Purported Collapse Not a Covered Event

 

In Rapp B. Properties, LLC v. RLI Ins. Co., 2009 WL 2927484 (N.Y.A.D. 1 Dept.), an insured building owner sought indemnification under the insurers' policies for damage to its building's south wall as a result of collapse, an allegedly covered peril. The complaint cited damage consisting of “severe cracking, bulging, splaying and displacement of the exterior brick facade.” The insurers denied coverage, asserting the damage was “due to wear & tear and gradual deterioration not collapse.”

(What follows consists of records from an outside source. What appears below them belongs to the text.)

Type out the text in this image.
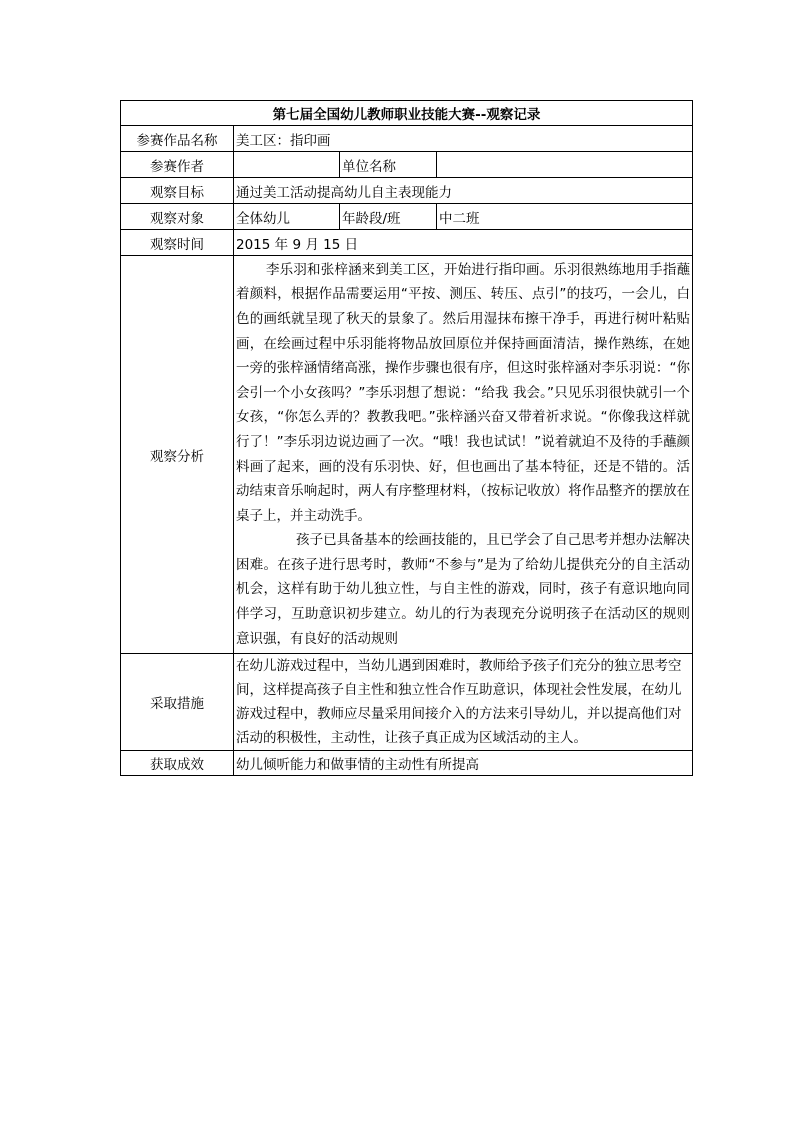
第七届全国幼儿教师职业技能大赛--观察记录			
参赛作品名称	美工区：指印画		
参赛作者		单位名称	
观察目标	通过美工活动提高幼儿自主表现能力		
观察对象	全体幼儿	年龄段/班	中二班
观察时间	2015 年 9 月 15 日		
观察分析	李乐羽和张梓涵来到美工区，开始进行指印画。乐羽很熟练地用手指蘸着颜料，根据作品需要运用“平按、测压、转压、点引”的技巧，一会儿，白色的画纸就呈现了秋天的景象了。然后用湿抹布擦干净手，再进行树叶粘贴画，在绘画过程中乐羽能将物品放回原位并保持画面清洁，操作熟练，在她一旁的张梓涵情绪高涨，操作步骤也很有序，但这时张梓涵对李乐羽说：“你会引一个小女孩吗？”李乐羽想了想说：“给我 我会。”只见乐羽很快就引一个女孩，“你怎么弄的？教教我吧。”张梓涵兴奋又带着祈求说。“你像我这样就行了！”李乐羽边说边画了一次。“哦！我也试试！”说着就迫不及待的手蘸颜料画了起来，画的没有乐羽快、好，但也画出了基本特征，还是不错的。活动结束音乐响起时，两人有序整理材料，（按标记收放）将作品整齐的摆放在桌子上，并主动洗手。

孩子已具备基本的绘画技能的，且已学会了自己思考并想办法解决困难。在孩子进行思考时，教师“不参与”是为了给幼儿提供充分的自主活动机会，这样有助于幼儿独立性，与自主性的游戏，同时，孩子有意识地向同伴学习，互助意识初步建立。幼儿的行为表现充分说明孩子在活动区的规则意识强，有良好的活动规则		

采取措施	在幼儿游戏过程中，当幼儿遇到困难时，教师给予孩子们充分的独立思考空间，这样提高孩子自主性和独立性合作互助意识，体现社会性发展，在幼儿游戏过程中，教师应尽量采用间接介入的方法来引导幼儿，并以提高他们对活动的积极性，主动性，让孩子真正成为区域活动的主人。		
获取成效	幼儿倾听能力和做事情的主动性有所提高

The lower court denied the parties' respective motions for summary judgment and the parties appealed. The Supreme Court of New York, Appellate Division, determined that regardless of the cause or causes of the damage, it was error for the court to deny the insurers' motion, because there was no collapse within the meaning of the policies.

 

The plaintiff's managing member testified that the building and its south wall were still standing three months after the damage was observed. The court explained that, standing alone, such testimony sufficed to belie any claim that the wall's collapse was “abrupt” within the meaning of the additional coverage provisions. Also, the manager described the condition as hidden “decay,” a phenomenon which, by definition, did not occur abruptly.

 

And, although the plaintiff's architect observed displacement of brick masonry units and opined that there was an “imminent risk that the wall would completely collapse,” additional coverage provisions in the policies required the collapse to be “abrupt” and the purported “imminent risk” of collapse was expressly excluded from the definition of abrupt.

 

The court held that there existed, however, a triable issue of fact as to whether the purported collapse was caused by the installation of the outdoor sign. Thus, the opinion was affirmed as modified.